Now she was getting somewhere.
“Did Figeac know my mother? I heard she helped Sartre with Haader’s interview about agit888. Do you know about it?”
“An article?” He shrugged. “There were parties at Figeac’s apartment. Everyone went. But your mother and Jana, Figeac’s wife, never got along.”
“What do you mean?”
“She thought Jana was too hard-core, too irrational, and took too many drugs,” he said. “But that’s all I remember.”
“Georges, did you know Jutta Hald?”
Sadness crossed his face. “Radicals pass through here all the time. But I’m not into violence. Our group never was … like I said, we split from the terrorists.”
“Jutta just got out of prison, did you see her?”

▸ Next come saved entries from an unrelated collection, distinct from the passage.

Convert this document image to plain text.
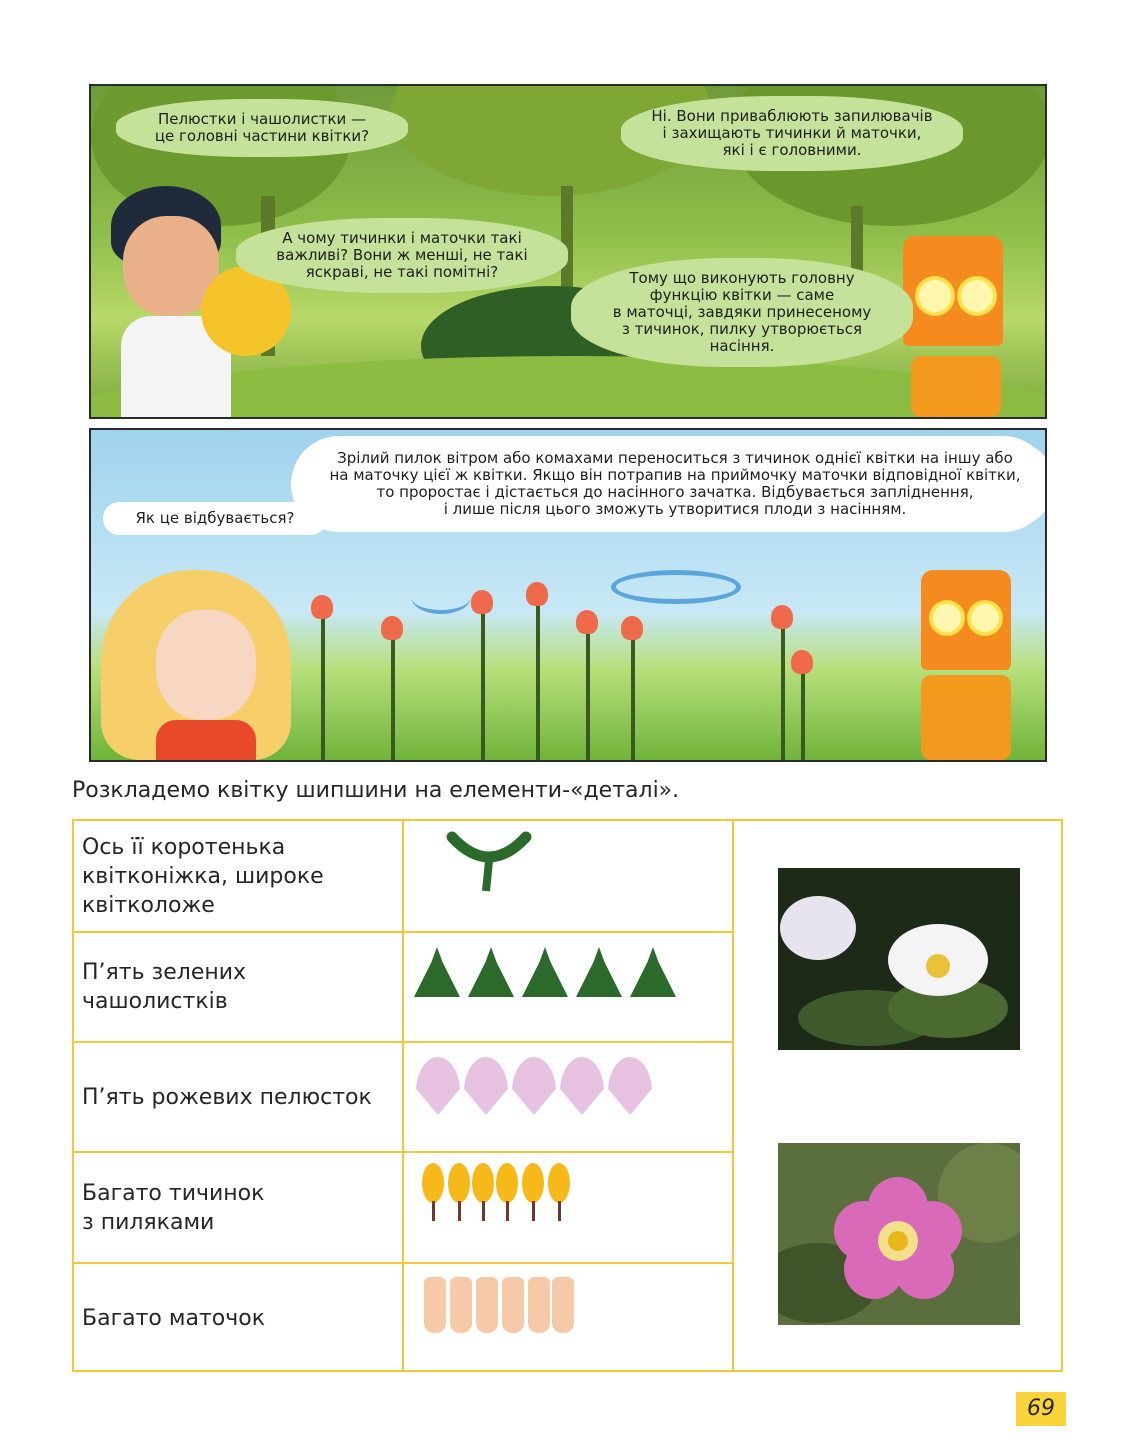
Пелюстки і чашолистки —
це головні частини квітки?
Ні. Вони приваблюють запилювачів
і захищають тичинки й маточки,
які і є головними.
А чому тичинки і маточки такі
важливі? Вони ж менші, не такі
яскраві, не такі помітні?	Тому що виконують головну
функцію квітки — саме
в маточці, завдяки принесеному
з тичинок, пилку утворюється
насіння.
Зрілий пилок вітром або комахами переноситься з тичинок однієї квітки на іншу або
на маточку цієї ж квітки. Якщо він потрапив на приймочку маточки відповідної квітки,
то проростає і дістається до насінного зачатка. Відбувається запліднення,
і лише після цього зможуть утворитися плоди з насінням.
Як це відбувається?
Розкладемо квітку шипшини на елементи-«деталі».
Ось її коротенька
квітконіжка, широке
квітколоже
П’ять зелених
чашолистків
П’ять рожевих пелюсток
Багато тичинок
з пиляками
Багато маточок
69
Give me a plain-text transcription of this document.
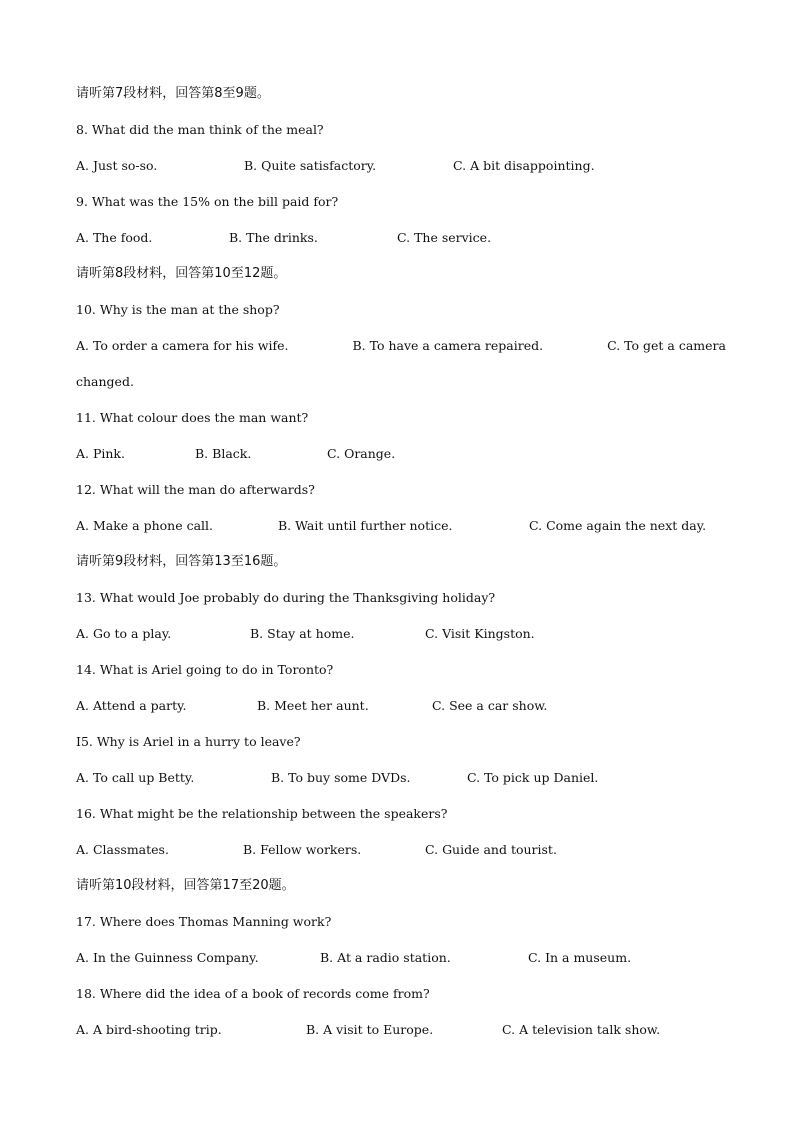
请听第7段材料，回答第8至9题。
8. What did the man think of the meal?
A. Just so-so.	B. Quite satisfactory.	C. A bit disappointing.
9. What was the 15% on the bill paid for?
A. The food.	B. The drinks.	C. The service.
请听第8段材料，回答第10至12题。
10. Why is the man at the shop?
A. To order a camera for his wife.	B. To have a camera repaired.	C. To get a camera
changed.
11. What colour does the man want?
A. Pink.	B. Black.	C. Orange.
12. What will the man do afterwards?
A. Make a phone call.	B. Wait until further notice.	C. Come again the next day.
请听第9段材料，回答第13至16题。
13. What would Joe probably do during the Thanksgiving holiday?
A. Go to a play.	B. Stay at home.	C. Visit Kingston.
14. What is Ariel going to do in Toronto?
A. Attend a party.	B. Meet her aunt.	C. See a car show.
I5. Why is Ariel in a hurry to leave?
A. To call up Betty.	B. To buy some DVDs.	C. To pick up Daniel.
16. What might be the relationship between the speakers?
A. Classmates.	B. Fellow workers.	C. Guide and tourist.
请听第10段材料，回答第17至20题。
17. Where does Thomas Manning work?
A. In the Guinness Company.	B. At a radio station.	C. In a museum.
18. Where did the idea of a book of records come from?
A. A bird-shooting trip.	B. A visit to Europe.	C. A television talk show.
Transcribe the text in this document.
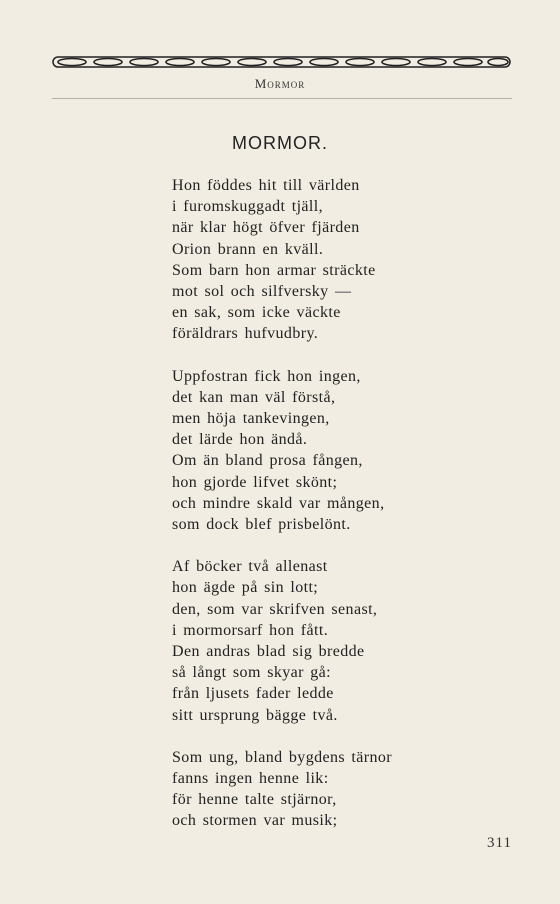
Mormor
MORMOR.
Hon föddes hit till världen
i furomskuggadt tjäll,
när klar högt öfver fjärden
Orion brann en kväll.
Som barn hon armar sträckte
mot sol och silfversky —
en sak, som icke väckte
föräldrars hufvudbry.
Uppfostran fick hon ingen,
det kan man väl förstå,
men höja tankevingen,
det lärde hon ändå.
Om än bland prosa fången,
hon gjorde lifvet skönt;
och mindre skald var mången,
som dock blef prisbelönt.
Af böcker två allenast
hon ägde på sin lott;
den, som var skrifven senast,
i mormorsarf hon fått.
Den andras blad sig bredde
så långt som skyar gå:
från ljusets fader ledde
sitt ursprung bägge två.
Som ung, bland bygdens tärnor
fanns ingen henne lik:
för henne talte stjärnor,
och stormen var musik;
311
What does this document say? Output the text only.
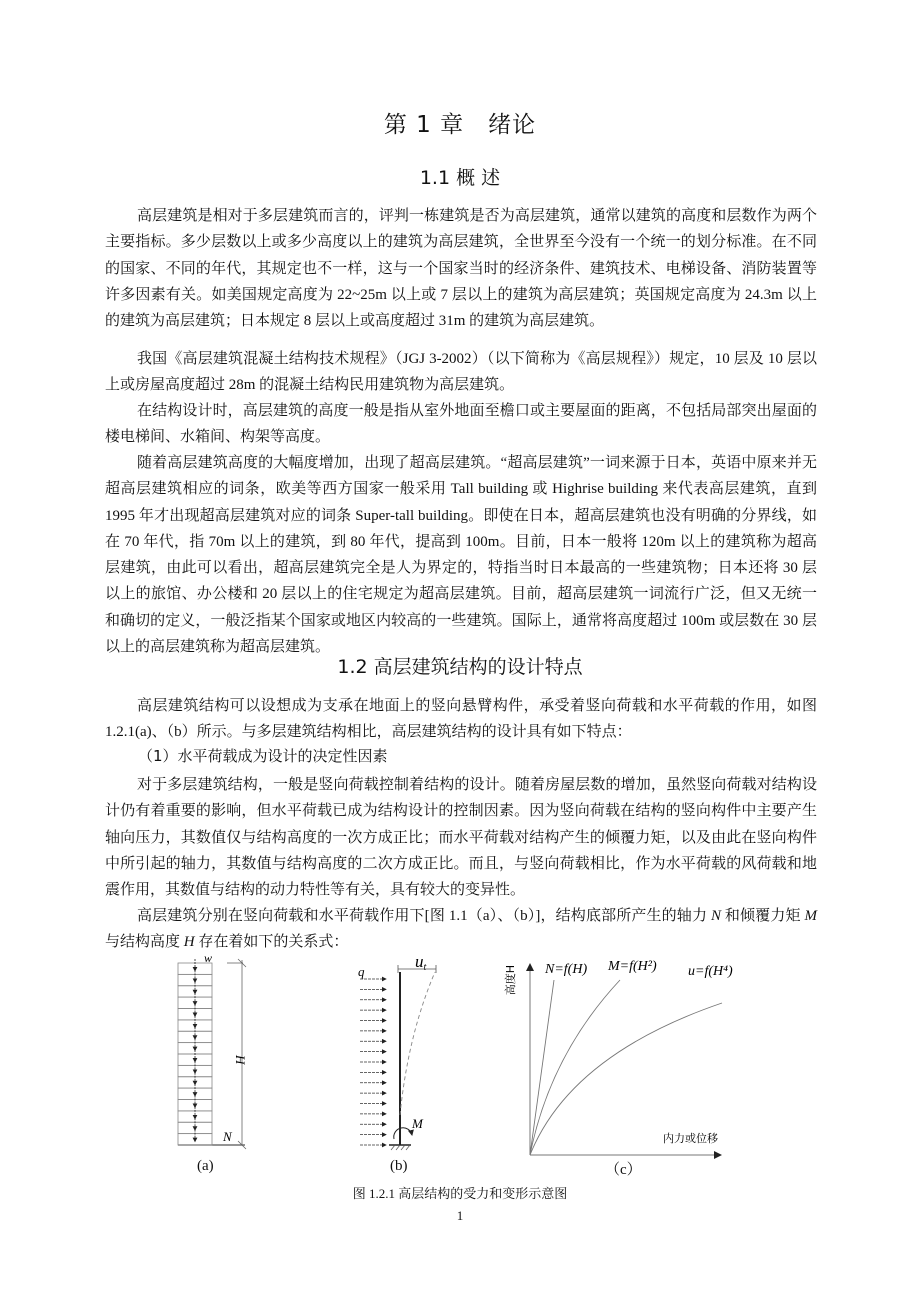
第 1 章　绪论
1.1 概 述

高层建筑是相对于多层建筑而言的，评判一栋建筑是否为高层建筑，通常以建筑的高度和层数作为两个主要指标。多少层数以上或多少高度以上的建筑为高层建筑，全世界至今没有一个统一的划分标准。在不同的国家、不同的年代，其规定也不一样，这与一个国家当时的经济条件、建筑技术、电梯设备、消防装置等许多因素有关。如美国规定高度为 22~25m 以上或 7 层以上的建筑为高层建筑；英国规定高度为 24.3m 以上的建筑为高层建筑；日本规定 8 层以上或高度超过 31m 的建筑为高层建筑。

我国《高层建筑混凝土结构技术规程》（JGJ 3-2002）（以下简称为《高层规程》）规定，10 层及 10 层以上或房屋高度超过 28m 的混凝土结构民用建筑物为高层建筑。

在结构设计时，高层建筑的高度一般是指从室外地面至檐口或主要屋面的距离，不包括局部突出屋面的楼电梯间、水箱间、构架等高度。

随着高层建筑高度的大幅度增加，出现了超高层建筑。“超高层建筑”一词来源于日本，英语中原来并无超高层建筑相应的词条，欧美等西方国家一般采用 Tall building 或 Highrise building 来代表高层建筑，直到 1995 年才出现超高层建筑对应的词条 Super-tall building。即使在日本，超高层建筑也没有明确的分界线，如在 70 年代，指 70m 以上的建筑，到 80 年代，提高到 100m。目前，日本一般将 120m 以上的建筑称为超高层建筑，由此可以看出，超高层建筑完全是人为界定的，特指当时日本最高的一些建筑物；日本还将 30 层以上的旅馆、办公楼和 20 层以上的住宅规定为超高层建筑。目前，超高层建筑一词流行广泛，但又无统一和确切的定义，一般泛指某个国家或地区内较高的一些建筑。国际上，通常将高度超过 100m 或层数在 30 层以上的高层建筑称为超高层建筑。

1.2 高层建筑结构的设计特点

高层建筑结构可以设想成为支承在地面上的竖向悬臂构件，承受着竖向荷载和水平荷载的作用，如图 1.2.1(a)、（b）所示。与多层建筑结构相比，高层建筑结构的设计具有如下特点：

（1）水平荷载成为设计的决定性因素

对于多层建筑结构，一般是竖向荷载控制着结构的设计。随着房屋层数的增加，虽然竖向荷载对结构设计仍有着重要的影响，但水平荷载已成为结构设计的控制因素。因为竖向荷载在结构的竖向构件中主要产生轴向压力，其数值仅与结构高度的一次方成正比；而水平荷载对结构产生的倾覆力矩，以及由此在竖向构件中所引起的轴力，其数值与结构高度的二次方成正比。而且，与竖向荷载相比，作为水平荷载的风荷载和地震作用，其数值与结构的动力特性等有关，具有较大的变异性。

高层建筑分别在竖向荷载和水平荷载作用下[图 1.1（a）、（b）]，结构底部所产生的轴力 N 和倾覆力矩 M 与结构高度 H 存在着如下的关系式：

w
N
H
q
ut
M
高度H N=f(H) M=f(H²) u=f(H⁴)
内力或位移
(a)	(b)	（c）
图 1.2.1 高层结构的受力和变形示意图
1
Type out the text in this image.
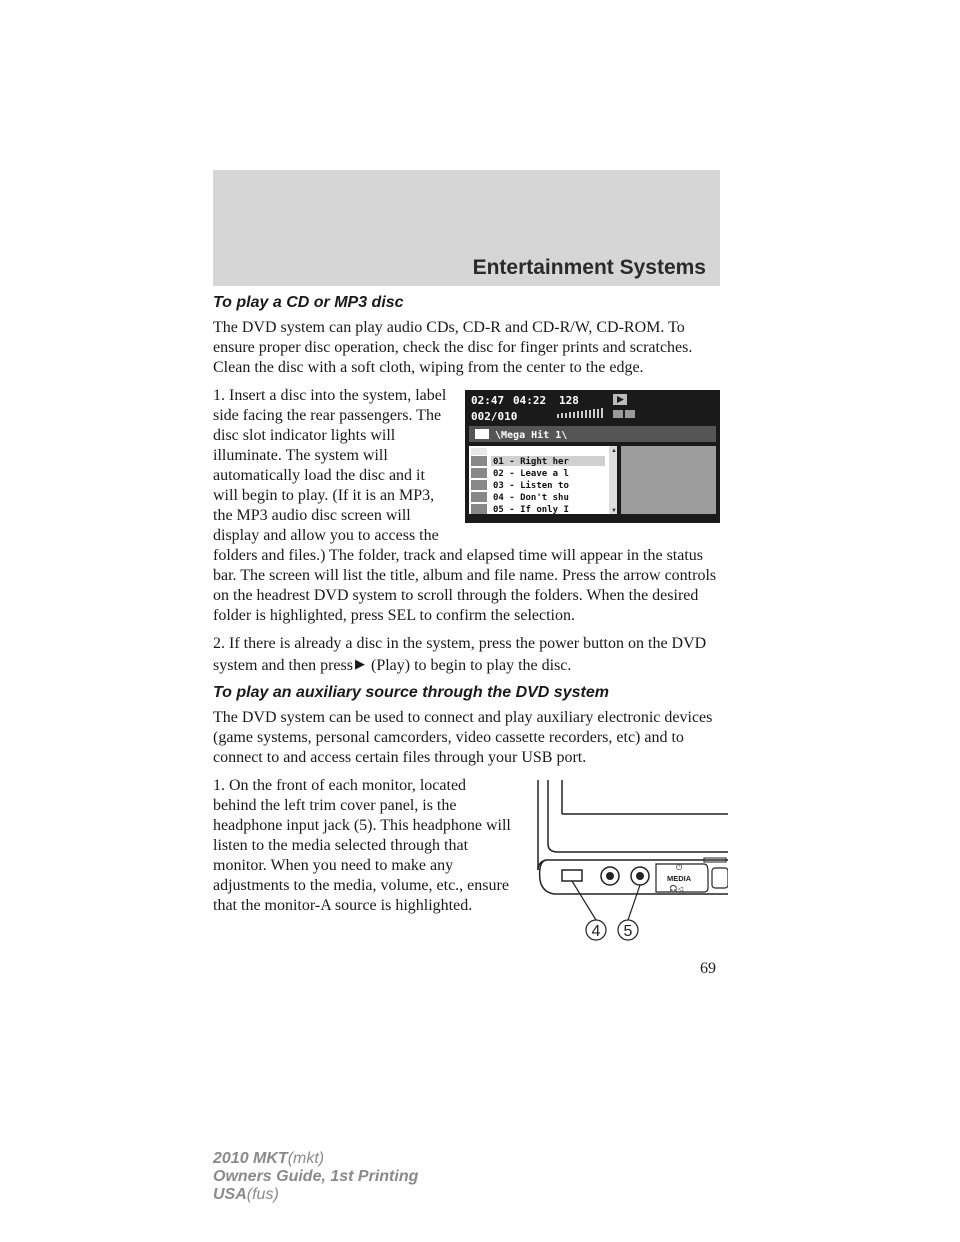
Entertainment Systems
To play a CD or MP3 disc

The DVD system can play audio CDs, CD-R and CD-R/W, CD-ROM. To ensure proper disc operation, check the disc for finger prints and scratches. Clean the disc with a soft cloth, wiping from the center to the edge.

02:47 04:22 128
002/010
\Mega Hit 1\
▲
▼
01 - Right her
02 - Leave a l
03 - Listen to
04 - Don't shu
05 - If only I

1. Insert a disc into the system, label side facing the rear passengers. The disc slot indicator lights will illuminate. The system will automatically load the disc and it will begin to play. (If it is an MP3, the MP3 audio disc screen will display and allow you to access the folders and files.) The folder, track and elapsed time will appear in the status bar. The screen will list the title, album and file name. Press the arrow controls on the headrest DVD system to scroll through the folders. When the desired folder is highlighted, press SEL to confirm the selection.

2. If there is already a disc in the system, press the power button on the DVD system and then press ▶ (Play) to begin to play the disc.

To play an auxiliary source through the DVD system

The DVD system can be used to connect and play auxiliary electronic devices (game systems, personal camcorders, video cassette recorders, etc) and to connect to and access certain files through your USB port.

⏻
MEDIA
🎧◁
4 5

1. On the front of each monitor, located behind the left trim cover panel, is the headphone input jack (5). This headphone will listen to the media selected through that monitor. When you need to make any adjustments to the media, volume, etc., ensure that the monitor-A source is highlighted.

69
2010 MKT(mkt)
Owners Guide, 1st Printing
USA(fus)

“My grandson said she came by, but I was at the manif demonstration.”
“Did she leave you a message?”
Georges shook his head. “Why would someone kill her?”
Before she could say she’d found Jutta, he spoke.
“Why don’t you help us?” he asked. “Like your mother.”
Startled, she leaned against the dank wall for support. “What do you mean?”
“Provide places to stay for those who’ve gone underground,” he said. “In the seventies we had a goal. We still do.”
“But I don’t …”
“There’s someone now. If you want to know about Jules, he’s the one to ask,” Georges interrupted.
“Who?”
“No names.”
He was right. It was better not to know.
“And my mother …?” She felt Georges had deliberately left things out, withheld information.
“Her life was revolution and art,” he said. “So you’ll help?”